Girls call. Girls share. Girls notice moods. Girls stay connected. Boys, we are told, grow up and drift away. Emotionally unavailable. Awkward with feelings. More Mars than Earth.

And then I raised two of them.
My boys will turn 17 and 21 this month. And if emotional distance had a gender, no one told them. They don’t dramatize affection. They don’t narrate feelings. They won’t sit and dissect emotions the way I imagined a daughter might.
BUT THEY SHOW UP.
In small gestures that don’t announce themselves. In quiet loyalty. In noticing when I’m not okay without asking unnecessary questions. They may not always say it, but they stand by me.

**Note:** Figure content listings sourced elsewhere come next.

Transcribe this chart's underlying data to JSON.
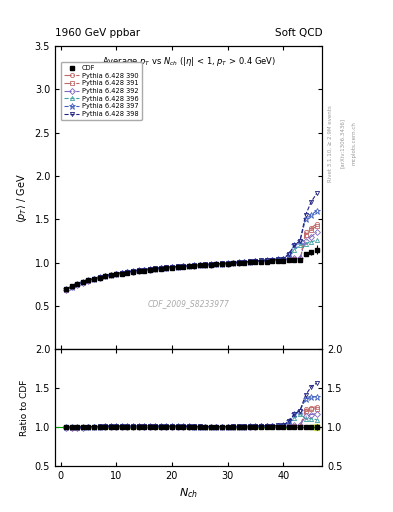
{
  "title_top_left": "1960 GeV ppbar",
  "title_top_right": "Soft QCD",
  "subtitle": "Average $p_T$ vs $N_{ch}$ ($|\\eta|$ < 1, $p_T$ > 0.4 GeV)",
  "xlabel": "$N_{ch}$",
  "ylabel_main": "$\\langle p_T \\rangle$ / GeV",
  "ylabel_ratio": "Ratio to CDF",
  "watermark": "CDF_2009_S8233977",
  "right_label1": "Rivet 3.1.10, ≥ 2.9M events",
  "right_label2": "[arXiv:1306.3436]",
  "right_label3": "mcplots.cern.ch",
  "ylim_main": [
    0.0,
    3.5
  ],
  "ylim_ratio": [
    0.5,
    2.0
  ],
  "xlim": [
    -1,
    47
  ],
  "yticks_main": [
    0.5,
    1.0,
    1.5,
    2.0,
    2.5,
    3.0,
    3.5
  ],
  "yticks_ratio": [
    0.5,
    1.0,
    1.5,
    2.0
  ],
  "xticks": [
    0,
    10,
    20,
    30,
    40
  ],
  "cdf_x": [
    1,
    2,
    3,
    4,
    5,
    6,
    7,
    8,
    9,
    10,
    11,
    12,
    13,
    14,
    15,
    16,
    17,
    18,
    19,
    20,
    21,
    22,
    23,
    24,
    25,
    26,
    27,
    28,
    29,
    30,
    31,
    32,
    33,
    34,
    35,
    36,
    37,
    38,
    39,
    40,
    41,
    42,
    43,
    44,
    45,
    46
  ],
  "cdf_y": [
    0.693,
    0.727,
    0.754,
    0.776,
    0.795,
    0.812,
    0.827,
    0.841,
    0.853,
    0.864,
    0.874,
    0.884,
    0.893,
    0.901,
    0.909,
    0.916,
    0.923,
    0.93,
    0.936,
    0.942,
    0.948,
    0.953,
    0.958,
    0.963,
    0.968,
    0.973,
    0.977,
    0.981,
    0.985,
    0.989,
    0.993,
    0.997,
    1.001,
    1.004,
    1.007,
    1.01,
    1.013,
    1.016,
    1.019,
    1.022,
    1.025,
    1.028,
    1.031,
    1.1,
    1.12,
    1.15
  ],
  "cdf_yerr": [
    0.01,
    0.01,
    0.01,
    0.01,
    0.01,
    0.01,
    0.01,
    0.01,
    0.01,
    0.01,
    0.01,
    0.01,
    0.01,
    0.01,
    0.01,
    0.01,
    0.01,
    0.01,
    0.01,
    0.01,
    0.01,
    0.01,
    0.01,
    0.01,
    0.01,
    0.01,
    0.01,
    0.01,
    0.01,
    0.01,
    0.01,
    0.01,
    0.01,
    0.01,
    0.01,
    0.01,
    0.01,
    0.01,
    0.01,
    0.01,
    0.01,
    0.01,
    0.01,
    0.02,
    0.03,
    0.05
  ],
  "mc_lines": [
    {
      "label": "Pythia 6.428 390",
      "color": "#c06868",
      "marker": "o",
      "linestyle": "-.",
      "x": [
        1,
        2,
        3,
        4,
        5,
        6,
        7,
        8,
        9,
        10,
        11,
        12,
        13,
        14,
        15,
        16,
        17,
        18,
        19,
        20,
        21,
        22,
        23,
        24,
        25,
        26,
        27,
        28,
        29,
        30,
        31,
        32,
        33,
        34,
        35,
        36,
        37,
        38,
        39,
        40,
        41,
        42,
        43,
        44,
        45,
        46
      ],
      "y": [
        0.69,
        0.72,
        0.748,
        0.772,
        0.793,
        0.812,
        0.829,
        0.844,
        0.857,
        0.869,
        0.88,
        0.89,
        0.899,
        0.908,
        0.916,
        0.923,
        0.93,
        0.936,
        0.942,
        0.948,
        0.953,
        0.958,
        0.963,
        0.967,
        0.971,
        0.975,
        0.979,
        0.982,
        0.986,
        0.99,
        0.995,
        1.0,
        1.005,
        1.01,
        1.015,
        1.02,
        1.025,
        1.03,
        1.035,
        1.04,
        1.04,
        1.04,
        1.03,
        1.35,
        1.4,
        1.45
      ]
    },
    {
      "label": "Pythia 6.428 391",
      "color": "#c06868",
      "marker": "s",
      "linestyle": "-.",
      "x": [
        1,
        2,
        3,
        4,
        5,
        6,
        7,
        8,
        9,
        10,
        11,
        12,
        13,
        14,
        15,
        16,
        17,
        18,
        19,
        20,
        21,
        22,
        23,
        24,
        25,
        26,
        27,
        28,
        29,
        30,
        31,
        32,
        33,
        34,
        35,
        36,
        37,
        38,
        39,
        40,
        41,
        42,
        43,
        44,
        45,
        46
      ],
      "y": [
        0.69,
        0.72,
        0.748,
        0.772,
        0.793,
        0.812,
        0.829,
        0.844,
        0.857,
        0.869,
        0.88,
        0.89,
        0.899,
        0.908,
        0.916,
        0.923,
        0.93,
        0.936,
        0.942,
        0.948,
        0.953,
        0.958,
        0.963,
        0.967,
        0.971,
        0.975,
        0.979,
        0.982,
        0.986,
        0.99,
        0.995,
        1.0,
        1.005,
        1.01,
        1.015,
        1.02,
        1.025,
        1.03,
        1.035,
        1.038,
        1.038,
        1.038,
        1.028,
        1.32,
        1.38,
        1.42
      ]
    },
    {
      "label": "Pythia 6.428 392",
      "color": "#8068c0",
      "marker": "D",
      "linestyle": "-.",
      "x": [
        1,
        2,
        3,
        4,
        5,
        6,
        7,
        8,
        9,
        10,
        11,
        12,
        13,
        14,
        15,
        16,
        17,
        18,
        19,
        20,
        21,
        22,
        23,
        24,
        25,
        26,
        27,
        28,
        29,
        30,
        31,
        32,
        33,
        34,
        35,
        36,
        37,
        38,
        39,
        40,
        41,
        42,
        43,
        44,
        45,
        46
      ],
      "y": [
        0.688,
        0.718,
        0.746,
        0.77,
        0.791,
        0.81,
        0.827,
        0.842,
        0.855,
        0.867,
        0.878,
        0.888,
        0.897,
        0.906,
        0.914,
        0.921,
        0.928,
        0.934,
        0.94,
        0.946,
        0.951,
        0.956,
        0.961,
        0.965,
        0.969,
        0.973,
        0.977,
        0.981,
        0.985,
        0.989,
        0.994,
        0.999,
        1.004,
        1.009,
        1.014,
        1.019,
        1.024,
        1.029,
        1.034,
        1.039,
        1.044,
        1.049,
        1.054,
        1.25,
        1.3,
        1.35
      ]
    },
    {
      "label": "Pythia 6.428 396",
      "color": "#40a0a0",
      "marker": "^",
      "linestyle": "--",
      "x": [
        1,
        2,
        3,
        4,
        5,
        6,
        7,
        8,
        9,
        10,
        11,
        12,
        13,
        14,
        15,
        16,
        17,
        18,
        19,
        20,
        21,
        22,
        23,
        24,
        25,
        26,
        27,
        28,
        29,
        30,
        31,
        32,
        33,
        34,
        35,
        36,
        37,
        38,
        39,
        40,
        41,
        42,
        43,
        44,
        45,
        46
      ],
      "y": [
        0.695,
        0.725,
        0.753,
        0.777,
        0.798,
        0.817,
        0.834,
        0.849,
        0.862,
        0.874,
        0.885,
        0.895,
        0.904,
        0.912,
        0.92,
        0.927,
        0.934,
        0.94,
        0.946,
        0.952,
        0.957,
        0.962,
        0.967,
        0.971,
        0.975,
        0.979,
        0.983,
        0.987,
        0.991,
        0.995,
        1.0,
        1.005,
        1.01,
        1.015,
        1.02,
        1.025,
        1.03,
        1.035,
        1.04,
        1.045,
        1.1,
        1.15,
        1.2,
        1.22,
        1.24,
        1.26
      ]
    },
    {
      "label": "Pythia 6.428 397",
      "color": "#4060c0",
      "marker": "*",
      "linestyle": "--",
      "x": [
        1,
        2,
        3,
        4,
        5,
        6,
        7,
        8,
        9,
        10,
        11,
        12,
        13,
        14,
        15,
        16,
        17,
        18,
        19,
        20,
        21,
        22,
        23,
        24,
        25,
        26,
        27,
        28,
        29,
        30,
        31,
        32,
        33,
        34,
        35,
        36,
        37,
        38,
        39,
        40,
        41,
        42,
        43,
        44,
        45,
        46
      ],
      "y": [
        0.693,
        0.723,
        0.751,
        0.775,
        0.796,
        0.815,
        0.832,
        0.847,
        0.86,
        0.872,
        0.883,
        0.893,
        0.902,
        0.91,
        0.918,
        0.925,
        0.932,
        0.938,
        0.944,
        0.95,
        0.955,
        0.96,
        0.965,
        0.969,
        0.973,
        0.977,
        0.981,
        0.985,
        0.989,
        0.993,
        0.998,
        1.003,
        1.008,
        1.013,
        1.018,
        1.023,
        1.028,
        1.033,
        1.038,
        1.043,
        1.1,
        1.2,
        1.25,
        1.5,
        1.55,
        1.6
      ]
    },
    {
      "label": "Pythia 6.428 398",
      "color": "#202080",
      "marker": "v",
      "linestyle": "--",
      "x": [
        1,
        2,
        3,
        4,
        5,
        6,
        7,
        8,
        9,
        10,
        11,
        12,
        13,
        14,
        15,
        16,
        17,
        18,
        19,
        20,
        21,
        22,
        23,
        24,
        25,
        26,
        27,
        28,
        29,
        30,
        31,
        32,
        33,
        34,
        35,
        36,
        37,
        38,
        39,
        40,
        41,
        42,
        43,
        44,
        45,
        46
      ],
      "y": [
        0.695,
        0.725,
        0.753,
        0.777,
        0.798,
        0.817,
        0.834,
        0.849,
        0.862,
        0.874,
        0.885,
        0.895,
        0.904,
        0.912,
        0.92,
        0.927,
        0.934,
        0.94,
        0.946,
        0.952,
        0.957,
        0.962,
        0.967,
        0.971,
        0.975,
        0.979,
        0.983,
        0.987,
        0.991,
        0.995,
        1.0,
        1.005,
        1.01,
        1.015,
        1.02,
        1.025,
        1.03,
        1.035,
        1.04,
        1.045,
        1.1,
        1.2,
        1.25,
        1.55,
        1.7,
        1.8
      ]
    }
  ],
  "ratio_band_color": "#c8e040",
  "ratio_band_alpha": 0.7,
  "ratio_green_line": "#00a000",
  "bg_color": "#ffffff"
}
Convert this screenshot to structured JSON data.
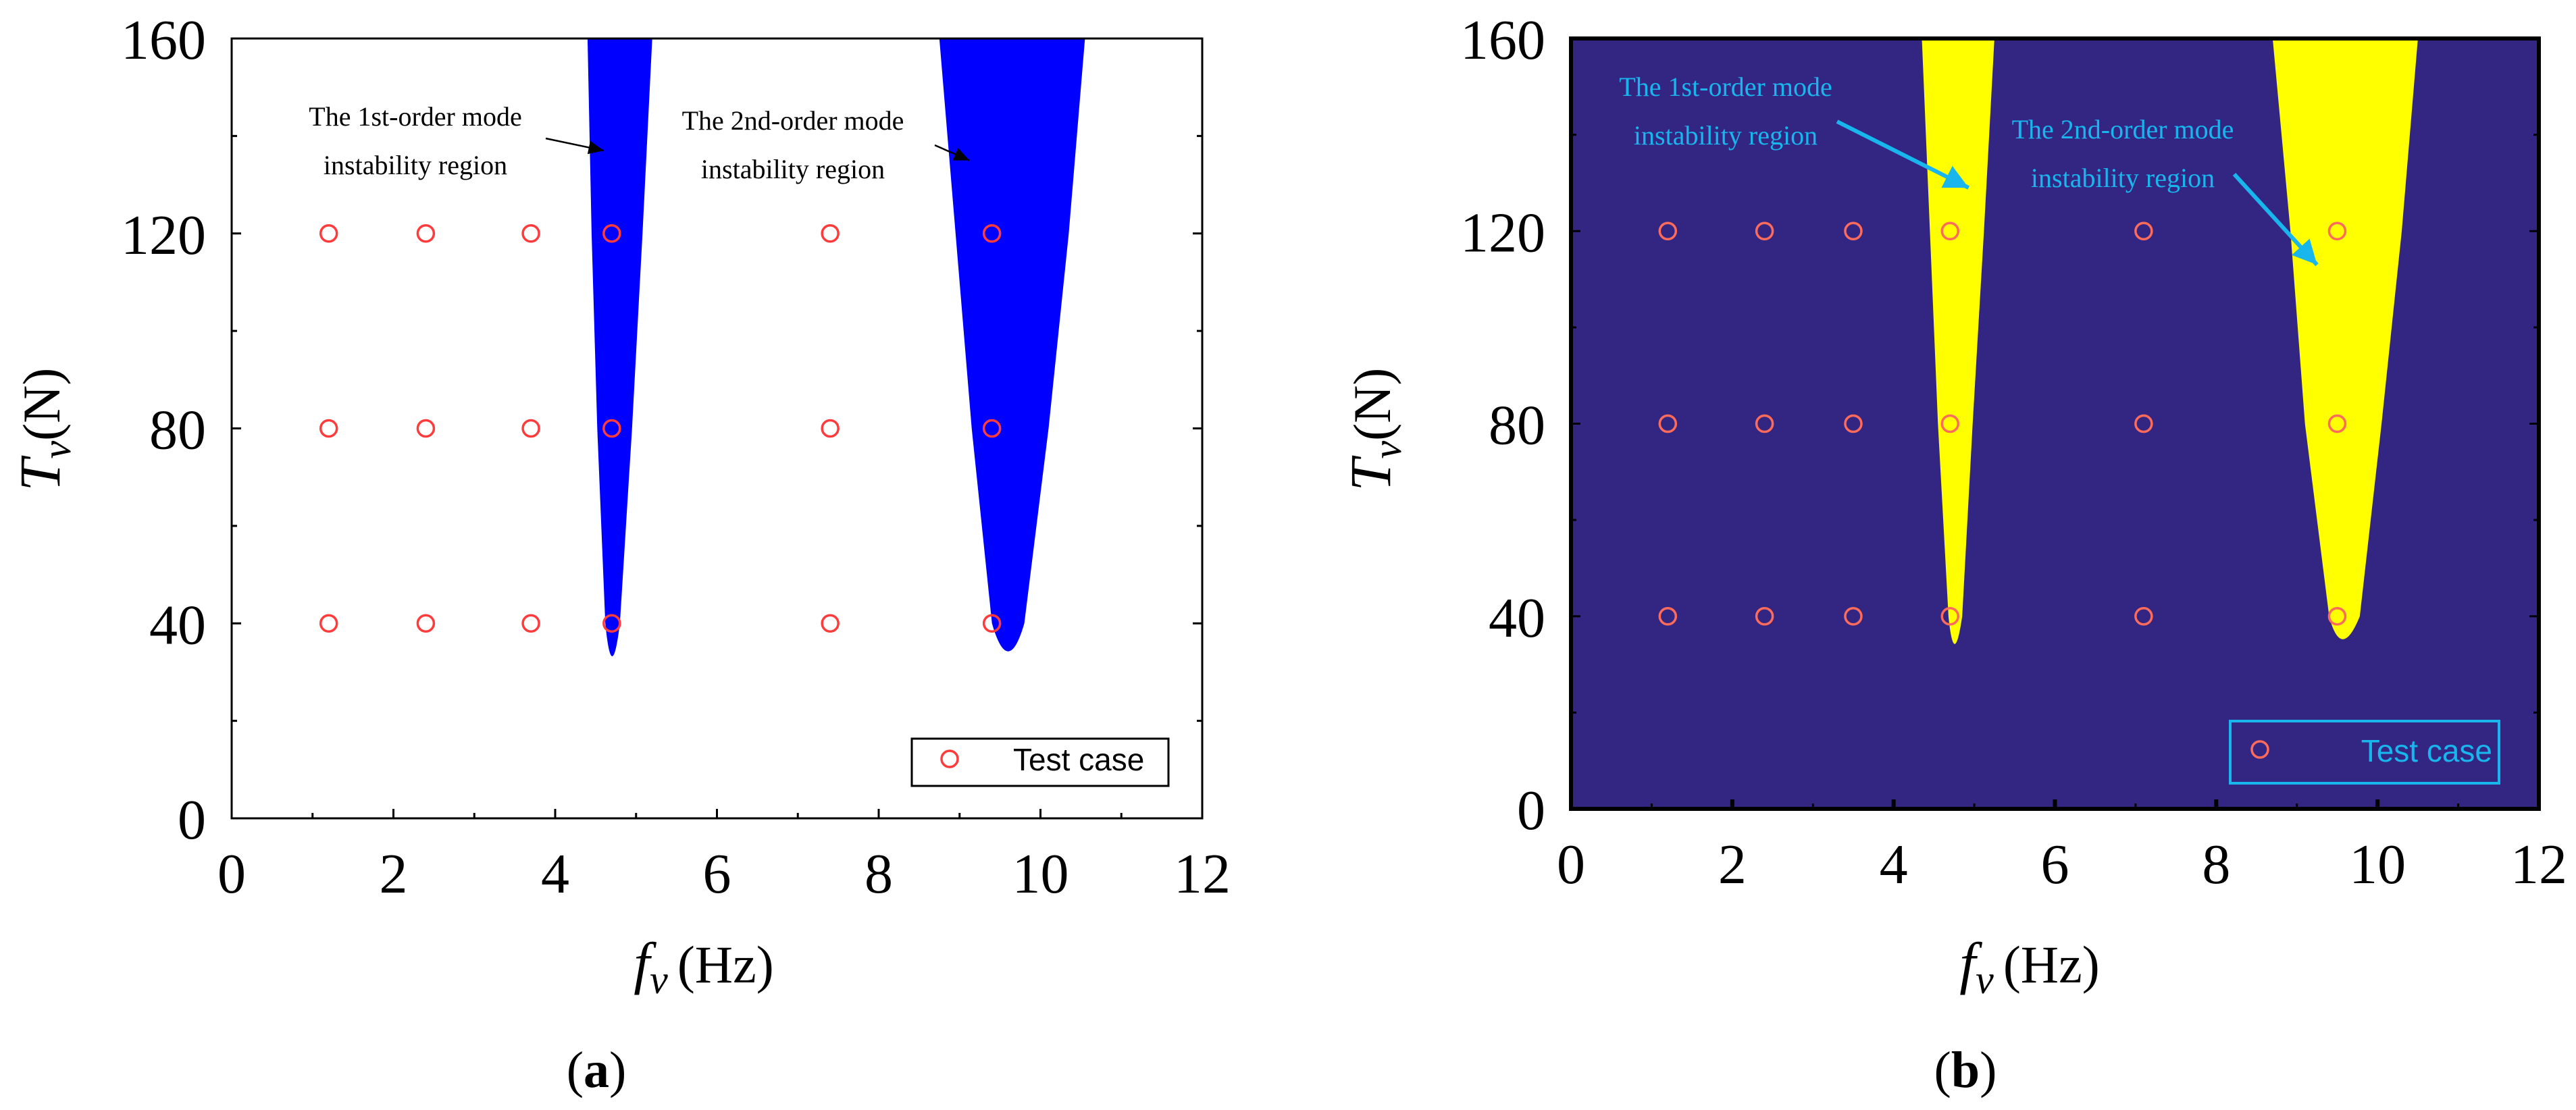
{
  "chart_data": [
    {
      "type": "scatter",
      "panel": "(a)",
      "panel_letter": "a",
      "xlabel_symbol": "f",
      "xlabel_sub": "v",
      "xlabel_unit": "(Hz)",
      "ylabel_symbol": "T",
      "ylabel_sub": "v",
      "ylabel_unit": "(N)",
      "xlim": [
        0,
        12
      ],
      "ylim": [
        0,
        160
      ],
      "xticks": [
        0,
        2,
        4,
        6,
        8,
        10,
        12
      ],
      "yticks": [
        0,
        40,
        80,
        120,
        160
      ],
      "background_color": "#ffffff",
      "region_color": "#0000ff",
      "marker_color": "#ff3b3b",
      "annotation_color": "#000000",
      "regions": [
        {
          "name": "The 1st-order mode instability region",
          "label_line1": "The 1st-order mode",
          "label_line2": "instability region",
          "tip": [
            4.7,
            29
          ],
          "left": [
            [
              4.62,
              40
            ],
            [
              4.52,
              80
            ],
            [
              4.45,
              120
            ],
            [
              4.4,
              160
            ]
          ],
          "right": [
            [
              4.8,
              40
            ],
            [
              4.95,
              80
            ],
            [
              5.08,
              120
            ],
            [
              5.2,
              160
            ]
          ],
          "arrow_to": [
            4.6,
            137
          ]
        },
        {
          "name": "The 2nd-order mode instability region",
          "label_line1": "The 2nd-order mode",
          "label_line2": "instability region",
          "tip": [
            9.6,
            31
          ],
          "left": [
            [
              9.4,
              40
            ],
            [
              9.15,
              80
            ],
            [
              8.95,
              120
            ],
            [
              8.75,
              160
            ]
          ],
          "right": [
            [
              9.8,
              40
            ],
            [
              10.1,
              80
            ],
            [
              10.35,
              120
            ],
            [
              10.55,
              160
            ]
          ],
          "arrow_to": [
            9.12,
            135
          ]
        }
      ],
      "series": [
        {
          "name": "Test case",
          "x": [
            1.2,
            2.4,
            3.7,
            4.7,
            7.4,
            9.4,
            1.2,
            2.4,
            3.7,
            4.7,
            7.4,
            9.4,
            1.2,
            2.4,
            3.7,
            4.7,
            7.4,
            9.4
          ],
          "y": [
            120,
            120,
            120,
            120,
            120,
            120,
            80,
            80,
            80,
            80,
            80,
            80,
            40,
            40,
            40,
            40,
            40,
            40
          ]
        }
      ],
      "legend": "bottom-right"
    },
    {
      "type": "scatter",
      "panel": "(b)",
      "panel_letter": "b",
      "xlabel_symbol": "f",
      "xlabel_sub": "v",
      "xlabel_unit": "(Hz)",
      "ylabel_symbol": "T",
      "ylabel_sub": "v",
      "ylabel_unit": "(N)",
      "xlim": [
        0,
        12
      ],
      "ylim": [
        0,
        160
      ],
      "xticks": [
        0,
        2,
        4,
        6,
        8,
        10,
        12
      ],
      "yticks": [
        0,
        40,
        80,
        120,
        160
      ],
      "background_color": "#332683",
      "region_color": "#ffff00",
      "marker_color": "#ff6b5a",
      "annotation_color": "#19b6ee",
      "regions": [
        {
          "name": "The 1st-order mode instability region",
          "label_line1": "The 1st-order mode",
          "label_line2": "instability region",
          "tip": [
            4.75,
            31
          ],
          "left": [
            [
              4.68,
              40
            ],
            [
              4.55,
              80
            ],
            [
              4.45,
              120
            ],
            [
              4.35,
              160
            ]
          ],
          "right": [
            [
              4.85,
              40
            ],
            [
              4.98,
              80
            ],
            [
              5.12,
              120
            ],
            [
              5.25,
              160
            ]
          ],
          "arrow_to": [
            4.93,
            129
          ]
        },
        {
          "name": "The 2nd-order mode instability region",
          "label_line1": "The 2nd-order mode",
          "label_line2": "instability region",
          "tip": [
            9.55,
            33
          ],
          "left": [
            [
              9.4,
              40
            ],
            [
              9.1,
              80
            ],
            [
              8.92,
              120
            ],
            [
              8.7,
              160
            ]
          ],
          "right": [
            [
              9.78,
              40
            ],
            [
              10.05,
              80
            ],
            [
              10.3,
              120
            ],
            [
              10.5,
              160
            ]
          ],
          "arrow_to": [
            9.25,
            113
          ]
        }
      ],
      "series": [
        {
          "name": "Test case",
          "x": [
            1.2,
            2.4,
            3.5,
            4.7,
            7.1,
            9.5,
            1.2,
            2.4,
            3.5,
            4.7,
            7.1,
            9.5,
            1.2,
            2.4,
            3.5,
            4.7,
            7.1,
            9.5
          ],
          "y": [
            120,
            120,
            120,
            120,
            120,
            120,
            80,
            80,
            80,
            80,
            80,
            80,
            40,
            40,
            40,
            40,
            40,
            40
          ]
        }
      ],
      "legend": "bottom-right"
    }
  ]
}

And somewhere along the way, I became their go-to person. Not because they’re emotionally dependent but because they’re emotionally secure.
That’s when the myth started cracking. Children aren’t wired by gender. They’re shaped by genes, yes, but more importantly, by what they grow up seeing, absorbing, and feeling safe expressing.
If boys seem detached, maybe it’s because we taught them silence is strength. If girls seem closer, perhaps it’s because we allow them to express themselves more freely. It isn’t about chromosomes. It’s about conditioning.
My boys didn’t grow up being told, “Don’t cry.” They didn’t grow up believing emotions were a weakness. They weren’t applauded only for toughness. They grew up seeing conversations, disagreements, care, and presence. They grew up in a home where feelings weren’t gendered.
So, they learned a connection in their own language. Do I still wonder what it would have been like to raise a daughter? Of course I do.
But I no longer believe closeness wears a dress. Or that emotional attachment is feminine by default.
Sometimes, it looks like a son silently waiting outside your room when you are upset. Or a message that says, “Are you okay?” with no follow-up, because trust already exists. Or simply knowing that when it matters, they will be there.
No noise. No labels. Just presence.
Maybe children don’t become distant because they are boys. Maybe they become distant because no one taught them how to stay close.
And we? We need to stop raising genders and start raising humans.